The High Court in Edinburgh today heard how the officers found a stun gun disguised as a torch, knuckledusters and knives at the property in the town’s Whinhill Crescent.
DS Crowther, 44, also said the team discovered a device in the 25-year-old’s house that appeared to be able to jam mobile phone signals.
The policeman said detectives recovered a machine, which could be used to scan rooms for hidden listening devices.
The police also recovered a Nokia mobile phone, which was being kept in a safe in a bedroom at the house and a laptop computer.
They found a book called the Anarchist’s Cookbook containing information on how to make explosive devices.
DS Crowther said officers recovered booklets with passwords which Mr Ward used to access internet websites.

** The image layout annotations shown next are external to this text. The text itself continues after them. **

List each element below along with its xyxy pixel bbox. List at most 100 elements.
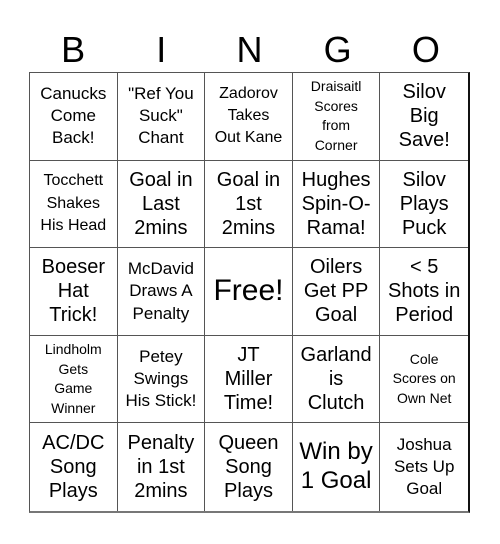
cell-text-line: 2mins bbox=[134, 216, 188, 239]
cell-text-line: Clutch bbox=[307, 392, 365, 415]
bingo-cell-r5-c2[interactable]: Penalty in 1st 2mins bbox=[118, 423, 206, 511]
cell-text: Hughes Spin-O- Rama! bbox=[302, 168, 371, 240]
cell-text-line: Draisaitl bbox=[310, 78, 362, 95]
header-letter-o: O bbox=[411, 29, 440, 70]
cell-text-line: Game bbox=[54, 380, 93, 397]
cell-text: Queen Song Plays bbox=[218, 431, 278, 503]
bingo-cell-r2-c1[interactable]: Tocchett Shakes His Head bbox=[30, 160, 118, 249]
cell-text-line: Song bbox=[225, 456, 272, 479]
cell-text-line: Rama! bbox=[306, 216, 366, 239]
cell-text: Draisaitl Scores from Corner bbox=[311, 77, 362, 155]
cell-text-line: Trick! bbox=[49, 304, 98, 327]
cell-text-line: Shakes bbox=[46, 194, 100, 212]
bingo-cell-r5-c5[interactable]: Joshua Sets Up Goal bbox=[380, 423, 468, 511]
bingo-cell-r3-c4[interactable]: Oilers Get PP Goal bbox=[292, 248, 381, 336]
bingo-cell-r4-c3[interactable]: JT Miller Time! bbox=[205, 335, 293, 424]
cell-text: Canucks Come Back! bbox=[40, 83, 106, 149]
cell-text-line: Last bbox=[141, 192, 180, 215]
cell-text: AC/DC Song Plays bbox=[42, 431, 104, 503]
header-letter-i: I bbox=[156, 29, 167, 70]
cell-text-line: Period bbox=[395, 304, 454, 327]
cell-text-line: Lindholm bbox=[44, 340, 102, 357]
bingo-cell-r1-c2[interactable]: "Ref You Suck" Chant bbox=[117, 73, 206, 161]
cell-text-line: Canucks bbox=[40, 84, 107, 104]
cell-text-line: Boeser bbox=[41, 256, 105, 279]
cell-text-line: Puck bbox=[401, 216, 447, 239]
cell-text-line: Free! bbox=[213, 274, 284, 308]
bingo-cell-r2-c2[interactable]: Goal in Last 2mins bbox=[117, 160, 206, 249]
bingo-grid: Canucks Come Back! "Ref You Suck" Chant Zadoro… bbox=[29, 72, 470, 513]
cell-text-line: Sets Up bbox=[393, 457, 455, 477]
cell-text-line: Takes bbox=[227, 107, 270, 125]
cell-text-line: Joshua bbox=[396, 435, 452, 455]
cell-text-line: 2mins bbox=[134, 480, 188, 503]
cell-text: Zadorov Takes Out Kane bbox=[215, 83, 283, 150]
cell-text-line: Out Kane bbox=[214, 129, 283, 147]
free-space-cell[interactable]: Free! bbox=[205, 248, 293, 336]
cell-text-line: Spin-O- bbox=[301, 192, 371, 215]
cell-text: Goal in 1st 2mins bbox=[217, 168, 280, 240]
cell-text-line: Goal bbox=[406, 479, 443, 499]
cell-text-line: Queen bbox=[218, 432, 279, 455]
cell-text-line: Silov bbox=[402, 168, 446, 191]
cell-text-line: Draws A bbox=[129, 281, 193, 301]
header-letter-b: B bbox=[61, 29, 86, 70]
bingo-cell-r2-c4[interactable]: Hughes Spin-O- Rama! bbox=[292, 160, 381, 249]
cell-text-line: Goal in bbox=[129, 168, 193, 191]
cell-text-line: Winner bbox=[51, 399, 96, 416]
cell-text-line: Corner bbox=[314, 136, 358, 153]
bingo-cell-r3-c1[interactable]: Boeser Hat Trick! bbox=[30, 248, 118, 336]
bingo-cell-r3-c5[interactable]: < 5 Shots in Period bbox=[380, 248, 468, 336]
bingo-cell-r3-c2[interactable]: McDavid Draws A Penalty bbox=[117, 248, 206, 336]
cell-text: Petey Swings His Stick! bbox=[125, 346, 196, 412]
bingo-cell-r1-c4[interactable]: Draisaitl Scores from Corner bbox=[292, 73, 381, 161]
cell-text-line: Tocchett bbox=[43, 172, 104, 190]
cell-text: < 5 Shots in Period bbox=[388, 255, 460, 327]
bingo-cell-r2-c3[interactable]: Goal in 1st 2mins bbox=[205, 160, 293, 249]
cell-text-line: 1 Goal bbox=[300, 467, 372, 495]
cell-text-line: Suck" bbox=[138, 106, 183, 126]
bingo-cell-r5-c3[interactable]: Queen Song Plays bbox=[205, 423, 293, 511]
cell-text-line: His Head bbox=[40, 217, 107, 235]
cell-text: Garland is Clutch bbox=[301, 343, 372, 415]
cell-text-line: Oilers bbox=[309, 256, 363, 279]
bingo-cell-r4-c1[interactable]: Lindholm Gets Game Winner bbox=[30, 335, 118, 424]
cell-text-line: Come bbox=[50, 106, 96, 126]
cell-text-line: Hat bbox=[57, 280, 89, 303]
cell-text-line: Penalty bbox=[132, 303, 190, 323]
bingo-cell-r5-c1[interactable]: AC/DC Song Plays bbox=[30, 423, 118, 511]
cell-text: McDavid Draws A Penalty bbox=[128, 258, 194, 324]
cell-text-line: Plays bbox=[48, 480, 98, 503]
cell-text-line: Plays bbox=[399, 192, 449, 215]
cell-text-line: His Stick! bbox=[125, 391, 197, 411]
cell-text: Free! bbox=[213, 274, 283, 309]
cell-text-line: Penalty bbox=[127, 432, 195, 455]
bingo-header: B I N G O bbox=[29, 28, 470, 72]
bingo-cell-r1-c1[interactable]: Canucks Come Back! bbox=[30, 73, 118, 161]
cell-text-line: Get PP bbox=[303, 280, 369, 303]
bingo-cell-r5-c4[interactable]: Win by 1 Goal bbox=[293, 423, 381, 511]
cell-text: Cole Scores on Own Net bbox=[393, 350, 456, 409]
cell-text-line: Scores bbox=[314, 97, 358, 114]
cell-text: Goal in Last 2mins bbox=[129, 168, 192, 240]
cell-text-line: Big bbox=[409, 105, 439, 128]
bingo-cell-r1-c5[interactable]: Silov Big Save! bbox=[380, 73, 468, 161]
bingo-cell-r2-c5[interactable]: Silov Plays Puck bbox=[380, 161, 468, 249]
cell-text-line: 2mins bbox=[221, 216, 276, 239]
cell-text: Joshua Sets Up Goal bbox=[394, 434, 454, 500]
cell-text: Lindholm Gets Game Winner bbox=[45, 340, 102, 418]
cell-text: Silov Big Save! bbox=[399, 80, 450, 152]
cell-text: Boeser Hat Trick! bbox=[42, 255, 105, 327]
cell-text-line: Miller bbox=[224, 368, 273, 391]
bingo-cell-r4-c5[interactable]: Cole Scores on Own Net bbox=[380, 336, 468, 424]
cell-text-line: AC/DC bbox=[42, 432, 105, 455]
cell-text: JT Miller Time! bbox=[224, 343, 273, 415]
bingo-cell-r4-c2[interactable]: Petey Swings His Stick! bbox=[117, 335, 206, 424]
cell-text-line: Back! bbox=[52, 128, 95, 148]
cell-text-line: "Ref You bbox=[128, 84, 194, 104]
cell-text-line: Song bbox=[49, 456, 97, 479]
bingo-cell-r1-c3[interactable]: Zadorov Takes Out Kane bbox=[205, 73, 293, 161]
bingo-cell-r4-c4[interactable]: Garland is Clutch bbox=[292, 335, 381, 424]
cell-text-line: Hughes bbox=[301, 168, 371, 191]
cell-text: "Ref You Suck" Chant bbox=[128, 83, 194, 149]
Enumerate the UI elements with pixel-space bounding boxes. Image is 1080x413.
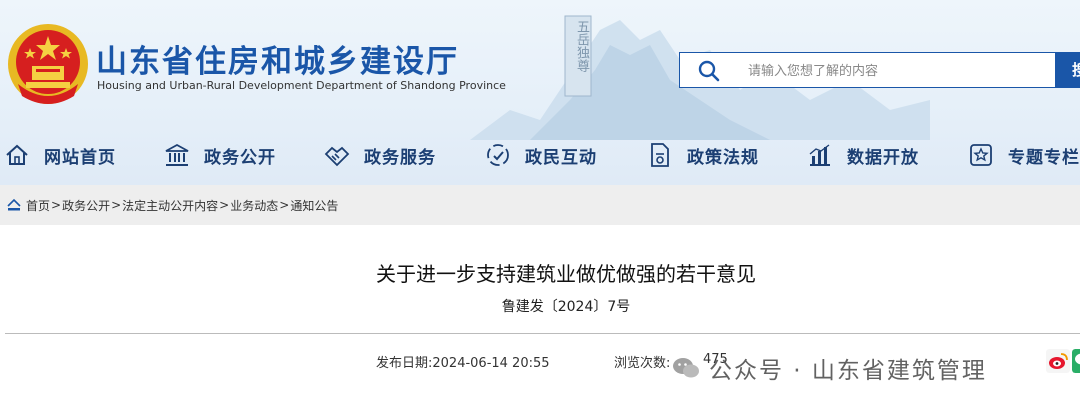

Jurors were shown the password for Mr Ward’s Google account. They saw Mr Ward’s password was Combat18.
When prosecution lawyer Richard Goddard asked DS Crowther what Combat18 stood for, the police officer replied: “It’s a group which have extreme right wing views and are involved in violence.”
DS Crowther was giving evidence on the first day of proceedings against Ward who is standing trial on two charges.
He denies breaching both the Terrorism Act 2000 and Terrorism Act 2006.
DS Crowther told Mr Goddard how he and his colleagues initially attended Ward’s mother’s home at Water Path in Banff on the morning of 21 November 2014.
He said officers were searching for a “stun gun” and other weapons.
DS Crowther said that Mrs Ward directed him to a bedroom in her house. Once there, he found a rucksack and a hold-all, which contained “martial arts style weapons”.
The policeman said he and other officers went to Mr Ward’s house in Whinhill Crescent. He said the accused was at home when they arrived.
DS Crowther said officers continued to search Mr Ward’s mother’s house. They found packages containing items like knuckledusters, which had been addressed to Mr Ward but sent to his mum’s home.
Mr Ward had a Wikipedia account. His username for Wikipedia was 14connorward88. When Mr Goddard asked DS Crowther if the numbers 14 and 88 were significant, the policeman replied: “It has something to do with the Nazis, I think.”
DS Crowther also told the court they discovered a copy of the Anarchist’s Cookbook at Mr Ward’s house.
Jurors were shown the contents page of the book. They saw chapter one of the book was called ‘Drugs’, chapter two was called “Electronics, Sabotage and Surveillance”, chapter three was called “Natural, Non Lethal and Lethal Weapons” whilst chapter four was entitled “Explosives and Booby Traps”.
Jurors were also shown passages from the book on how somebody could convert a shotgun into a grenade launcher and instructions to make explosive devices called a ‘Bangalore Torpedo’, a ‘Molotov Cocktail’ and a ‘Home Made Grenade’.
Ward, a prisoner of HMP Grampian, has pleaded not guilty to the charges.
The trial, before judge Lord Burns, continues.